Alright, so it's been a while, but I'm posting just to say I've finally got my school of cories! I can't wait to see them all schooling together once the new three are settled. ((I had one that was a rescue from my job.))
However, I do have to ask; what do y'all know about julii cories? I waited a month for pygmies to come in before giving in and buying the last three juliis to keep mine company, cause he was so lonely he was schooling with his reflection!
In the morning I'll take a picture of my tank; it's coming along swimmingly. *pun* I got some healthy anacharis from my work, and another plant that I think might be bacopa, but I'm not entirely sure.

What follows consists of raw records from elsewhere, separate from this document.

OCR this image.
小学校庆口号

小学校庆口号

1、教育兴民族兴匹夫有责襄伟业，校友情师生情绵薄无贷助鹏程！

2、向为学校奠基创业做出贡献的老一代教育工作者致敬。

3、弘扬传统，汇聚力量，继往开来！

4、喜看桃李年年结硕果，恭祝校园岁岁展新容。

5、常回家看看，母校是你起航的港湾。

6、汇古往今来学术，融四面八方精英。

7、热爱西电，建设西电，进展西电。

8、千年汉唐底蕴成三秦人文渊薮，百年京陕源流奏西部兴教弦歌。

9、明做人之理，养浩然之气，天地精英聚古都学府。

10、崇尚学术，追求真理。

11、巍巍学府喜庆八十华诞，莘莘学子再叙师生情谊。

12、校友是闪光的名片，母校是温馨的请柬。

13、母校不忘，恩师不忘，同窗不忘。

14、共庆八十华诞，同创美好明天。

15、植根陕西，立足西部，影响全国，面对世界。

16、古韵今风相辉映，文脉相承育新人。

I cannot add much information, but I know it's best to use sand with corydoras as to not damage their barbels (spelling?). You should also put plenty of plants and hiding spots in for them. Sinking shrimp pellets are a good staple for them. I've heard of people offering them algae wafers as well for variety.
They eat wardley sinking shrimp pellets, which also break up very easily, for which I'm glad, I already have to chop up my betta's pellets. They have aquarium sand right now, but in the future I want to change them to reptile "riverbed" sand, to give it a more natural look. (My sand right now is blue. At first I liked it, now I want something more natural.) Anyone have any experience with it? I like it cause it's not stark white like playsand and other aquarium sands.
Edit: Oh, and I also have a mix of live plants and silk plants, with a plastic "rock" cave for hiding. (A cave my betta thoroughly enjoys, so they don't use it much cause I think they prefer to give him space, even though he's a very mild mannered betta.) I also feed freeze dried daphnia occasionally to everyone for a treat, and plan to get some frozen brine shrimp or bloodworms from work when I get paid next.
Last edited by SweetNightmare; 04-27-2012 at 03:12 PM.
I bought "Julii" cories at pet smart and they are three lined cories too.
True Julii are somewhat rare and usually three lined are sold as Julii. Still pretty cute though. :)
I think they get .5" bigger though. :/ Posted via Mobile Device
There are literally hundreds of corydoras species, so no telling what you have really. But the basic care of them is the same. Sandy substrate, sinking food, hiding spots, and plants. It sounds like you are set!
Very true! And everyone has a little more room right now since I moved my two female guppies into their spawning tank. (Don't worry, all females and most males are going back to my job, separated by gender, so no inbreeding. They were given to me as all males, but not so apparently.)
Also, here are the pics I promised. They're the best I have.
And yes, you might notice that it's not true sand. It's extremely fine, smooth gravel, nearly as fine as sand. Everything I read said it would be suitable for cories as well, though I am going to upgrade to riverbed sand at some point when I have more cash. The pics were taken on my cell, so everything looks, well, ugly. :/ The small bottom tank is my guppy 'nursery'.